Franklin warf einen Blick auf die Uhr, fast halb drei. Für heute sollte es genug sein. In Gorlem Manor war es still geworden, ohne dass es ihm aufgefallen wäre. Die meisten Bewohner schliefen inzwischen, das sollte er jetzt auch tun.

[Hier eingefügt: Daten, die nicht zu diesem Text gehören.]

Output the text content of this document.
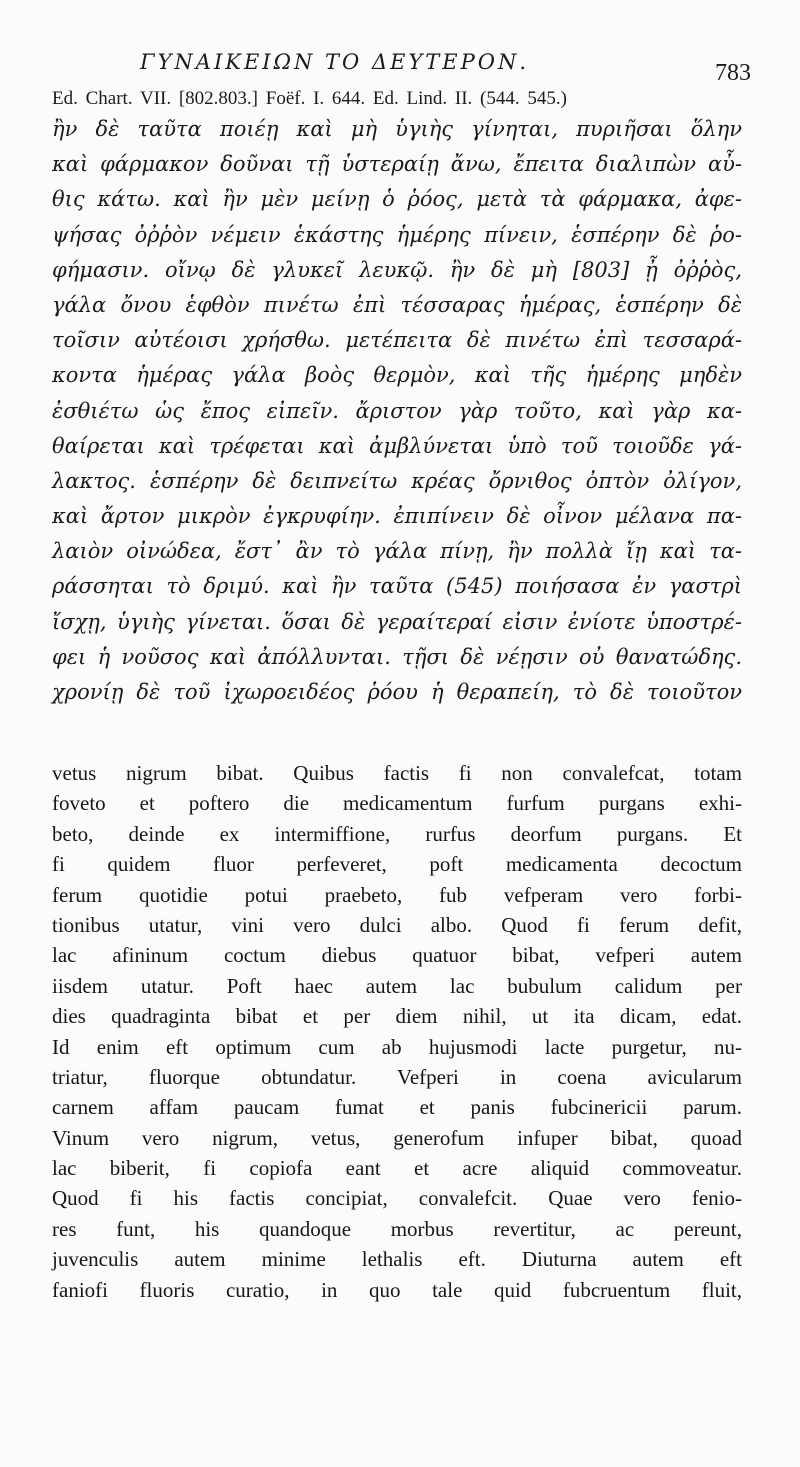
ΓΥΝΑΙΚΕΙΩΝ ΤΟ ΔΕΥΤΕΡΟΝ.	783
Ed. Chart. VII. [802.803.] Foëf. I. 644. Ed. Lind. II. (544. 545.)
ἢν δὲ ταῦτα ποιέῃ καὶ μὴ ὑγιὴς γίνηται, πυριῆσαι ὅλην
καὶ φάρμακον δοῦναι τῇ ὑστεραίῃ ἄνω, ἔπειτα διαλιπὼν αὖ-
θις κάτω. καὶ ἢν μὲν μείνῃ ὁ ῥόος, μετὰ τὰ φάρμακα, ἀφε-
ψήσας ὀῤῥὸν νέμειν ἑκάστης ἡμέρης πίνειν, ἑσπέρην δὲ ῥο-
φήμασιν. οἴνῳ δὲ γλυκεῖ λευκῷ. ἢν δὲ μὴ [803] ᾖ ὀῤῥὸς,
γάλα ὄνου ἑφθὸν πινέτω ἐπὶ τέσσαρας ἡμέρας, ἑσπέρην δὲ
τοῖσιν αὐτέοισι χρήσθω. μετέπειτα δὲ πινέτω ἐπὶ τεσσαρά-
κοντα ἡμέρας γάλα βοὸς θερμὸν, καὶ τῆς ἡμέρης μηδὲν
ἐσθιέτω ὡς ἔπος εἰπεῖν. ἄριστον γὰρ τοῦτο, καὶ γὰρ κα-
θαίρεται καὶ τρέφεται καὶ ἀμβλύνεται ὑπὸ τοῦ τοιοῦδε γά-
λακτος. ἑσπέρην δὲ δειπνείτω κρέας ὄρνιθος ὀπτὸν ὀλίγον,
καὶ ἄρτον μικρὸν ἐγκρυφίην. ἐπιπίνειν δὲ οἶνον μέλανα πα-
λαιὸν οἰνώδεα, ἔστ᾽ ἂν τὸ γάλα πίνῃ, ἢν πολλὰ ἴῃ καὶ τα-
ράσσηται τὸ δριμύ. καὶ ἢν ταῦτα (545) ποιήσασα ἐν γαστρὶ
ἴσχῃ, ὑγιὴς γίνεται. ὅσαι δὲ γεραίτεραί εἰσιν ἐνίοτε ὑποστρέ-
φει ἡ νοῦσος καὶ ἀπόλλυνται. τῇσι δὲ νέῃσιν οὐ θανατώδης.
χρονίῃ δὲ τοῦ ἰχωροειδέος ῥόου ἡ θεραπείη, τὸ δὲ τοιοῦτον
vetus nigrum bibat. Quibus factis fi non convalefcat, totam
foveto et poftero die medicamentum furfum purgans exhi-
beto, deinde ex intermiffione, rurfus deorfum purgans. Et
fi quidem fluor perfeveret, poft medicamenta decoctum
ferum quotidie potui praebeto, fub vefperam vero forbi-
tionibus utatur, vini vero dulci albo. Quod fi ferum defit,
lac afininum coctum diebus quatuor bibat, vefperi autem
iisdem utatur. Poft haec autem lac bubulum calidum per
dies quadraginta bibat et per diem nihil, ut ita dicam, edat.
Id enim eft optimum cum ab hujusmodi lacte purgetur, nu-
triatur, fluorque obtundatur. Vefperi in coena avicularum
carnem affam paucam fumat et panis fubcinericii parum.
Vinum vero nigrum, vetus, generofum infuper bibat, quoad
lac biberit, fi copiofa eant et acre aliquid commoveatur.
Quod fi his factis concipiat, convalefcit. Quae vero fenio-
res funt, his quandoque morbus revertitur, ac pereunt,
juvenculis autem minime lethalis eft. Diuturna autem eft
faniofi fluoris curatio, in quo tale quid fubcruentum fluit,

Er nahm die Brille ab und rieb sich mit Daumen und Zeigefinger die Nasenwurzel. Seine Augen brannten und seine Muskeln schmerzen, weil er seit Stunden vor dem Rechner saß, Berichte verfasste, E-Mails beantwortete und Daten einpflegte. Er streckte sich ausgiebig und gähnte. Als er die Arme wieder auf den Schreibtisch sinken ließ, betrachtete er nachdenklich seine Hände. Es waren noch immer die Hände eines jungen Mannes, und wenn er sich im Spiegel betrachtete, zeigte sein Gesicht nur wenige Zeichen des Alterns, obwohl er inzwischen über sechzig war. Darüber sollte er sich freuen, aber der Preis, den er dafür zahlte, war hoch. In den letzten sieben Jahren höher als er es je gewollt hatte.

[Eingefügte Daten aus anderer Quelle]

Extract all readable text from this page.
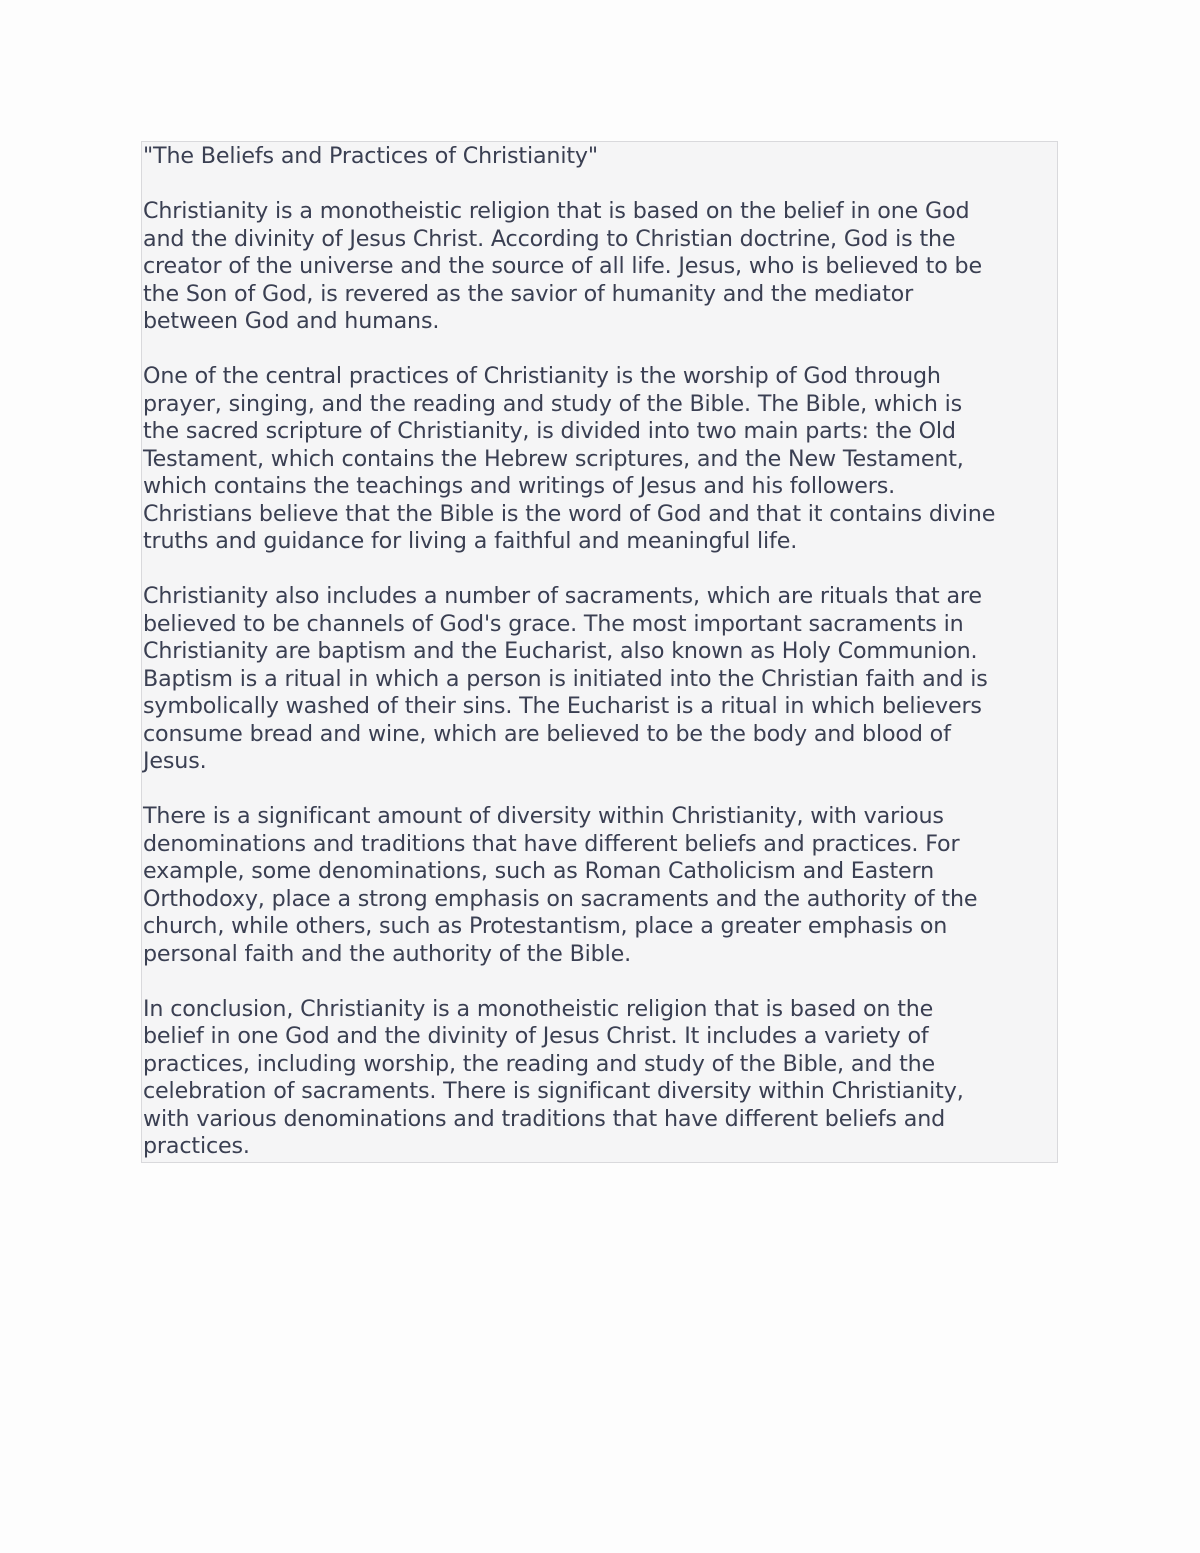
"The Beliefs and Practices of Christianity"

Christianity is a monotheistic religion that is based on the belief in one God
and the divinity of Jesus Christ. According to Christian doctrine, God is the
creator of the universe and the source of all life. Jesus, who is believed to be
the Son of God, is revered as the savior of humanity and the mediator
between God and humans.

One of the central practices of Christianity is the worship of God through
prayer, singing, and the reading and study of the Bible. The Bible, which is
the sacred scripture of Christianity, is divided into two main parts: the Old
Testament, which contains the Hebrew scriptures, and the New Testament,
which contains the teachings and writings of Jesus and his followers.
Christians believe that the Bible is the word of God and that it contains divine
truths and guidance for living a faithful and meaningful life.

Christianity also includes a number of sacraments, which are rituals that are
believed to be channels of God's grace. The most important sacraments in
Christianity are baptism and the Eucharist, also known as Holy Communion.
Baptism is a ritual in which a person is initiated into the Christian faith and is
symbolically washed of their sins. The Eucharist is a ritual in which believers
consume bread and wine, which are believed to be the body and blood of
Jesus.

There is a significant amount of diversity within Christianity, with various
denominations and traditions that have different beliefs and practices. For
example, some denominations, such as Roman Catholicism and Eastern
Orthodoxy, place a strong emphasis on sacraments and the authority of the
church, while others, such as Protestantism, place a greater emphasis on
personal faith and the authority of the Bible.

In conclusion, Christianity is a monotheistic religion that is based on the
belief in one God and the divinity of Jesus Christ. It includes a variety of
practices, including worship, the reading and study of the Bible, and the
celebration of sacraments. There is significant diversity within Christianity,
with various denominations and traditions that have different beliefs and
practices.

Mit Wehmut dachte er an Armand zurück. Die Erinnerung brachte automatisch auch Mel in sein Herz zurück. Er vermisste seine Tochter und ihren Gefährten – seinen langjährigen Liebhaber – unendlich. So oft fragte er sich, ob es anders hätte kommen können. Ob er irgendetwas hätte tun können. Doch er fand keine Antwort.
Die Liebe zu dem Vampir hatte ihn in eine Abhängigkeit vom dunklen Blut geführt, der er nicht mehr entkommen konnte. Dass der Lord Lucien von Memphis sich diese zunutze machte, konnte er ihm kaum vorwerfen. Im Gegenteil – er musste ihm sogar dankbar sein, dass er sich nicht ebenso von ihm abgewandt hatte, wie Mel und Armand, nachdem der Zweck, den er einst verfolgt hatte, hinfällig geworden war.
Er hatte Franklin verführt, um ihn als Pfand gegen seine Tochter einzusetzen. Damit Melissa ihre Bestimmung erfüllte, die Vampirkönigin Kaliste zu stürzen, die damit einhergehende Macht aber danach mit Lucien teilte, der sie in ihren ersten Jahren als neugeborener Vampir geleitet und gelehrt hatte.